Recuperé poco a poco el sentido con el sonido estridente de una máquina, click click click click. Me hallaba en la blanca habitación aséptica de un hospital lleno de tubos y cables conectados a mi cuerpo. Reminiscencias de mi pasado fueron llegando a mi conciencia como un puzzle que es completado: me encontraba en la calle cuando un hombre requirió mi atención con lágrimas en los ojos; resultó ser el esposo de una fallecida en accidente de tráfico al impactar de frente con otro vehículo que se saltó una señal de stop y yo, como ministro de justicia había ordenado, según me expresaba con enorme pesadumbre en su voz, el indulto del condenado. Le repliqué, sin reconocer el peligro subyacente que denotaban mis palabras, que el indulto era una medida de gracia y que si se le había impuesto, cosa que en ese preciso instante desconocía, había sido por la sencilla razón de que el conjunto de las circunstancias concurrentes en el caso así lo aconsejaba, despidiéndome de ese señor con un escueto: “lo siento mucho, pero debo marcharme para atender asuntos de enorme importancia, que tenga usted un buen día”. Lo próximo que logré recordar  de nuevo fue un dolor intenso en la cabeza y despertarme en ese oscuro y lúgubre bosque.

Intenté zafarrme como pude, con las escasas fuerzas de que disponía, de todo ese instrumental médico que me cubría para comprobar si era cierto que mi mano izquierda permanecía intacta y lo que obtuve fue mucho peor de lo que hubiera podido imaginar. De mis extremidades pendían no mis manos sino sendos muñones recubiertos con esmero de una gasa limpia e inmaculada.


Siempre he sabido que los actos que llegamos a completar en nuestro peregrinar mundano tienen su consecuencia; la ley física de la acción y la reacción.
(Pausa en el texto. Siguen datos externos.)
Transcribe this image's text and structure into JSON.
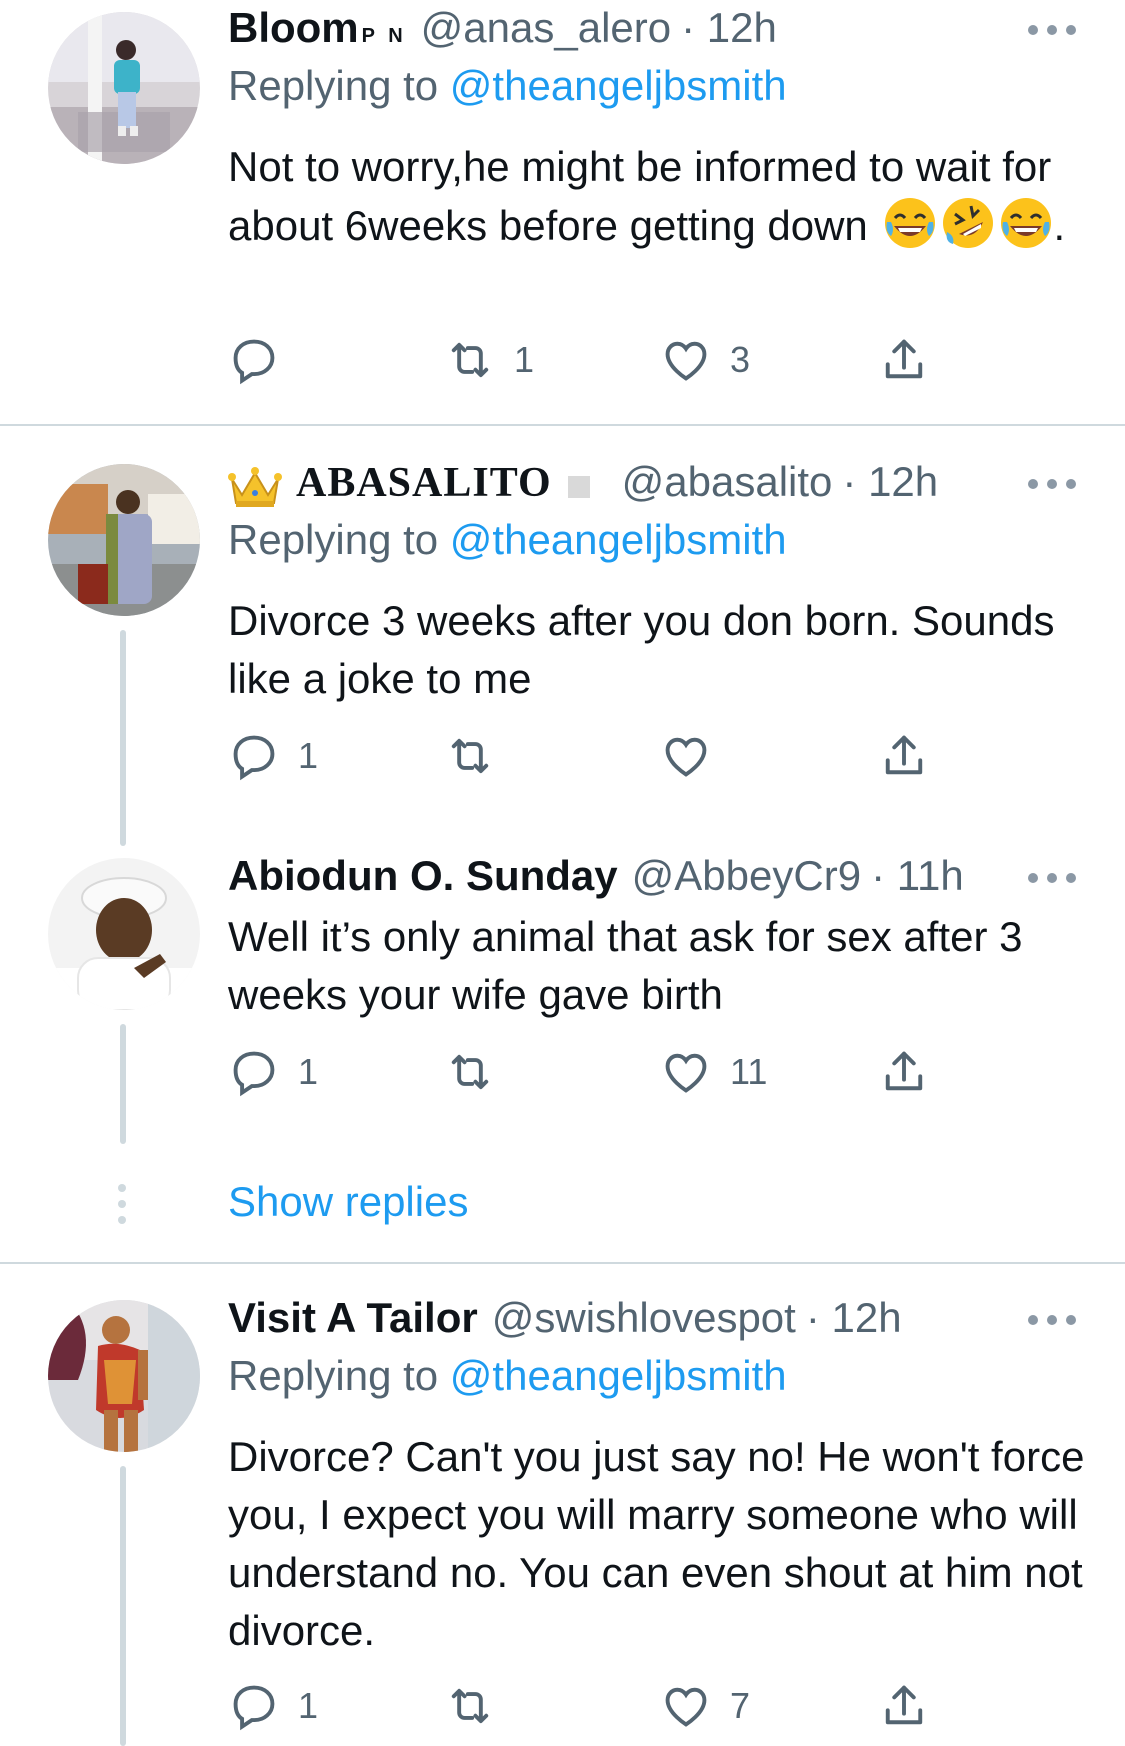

En este caso, para unos resultó ser la muerte probablemente buscada y consentida, a manos de Agentes de Seguridad Nacional, por el secuestro y las lesiones infringidas a un miembro del gobierno de la nación. Otros, en cambio, vivirán hasta el fin de sus días con ese sentimiento de culpa que daña, os lo aseguro, más que los cartuchos de un rifle de cañones recortados, y con el recuerdo imperecedero, tanto despierto como en sus peores pesadillas, de ese ruido seco e impactante de una hoja afilada de metal sobre la tierra húmeda del bosque.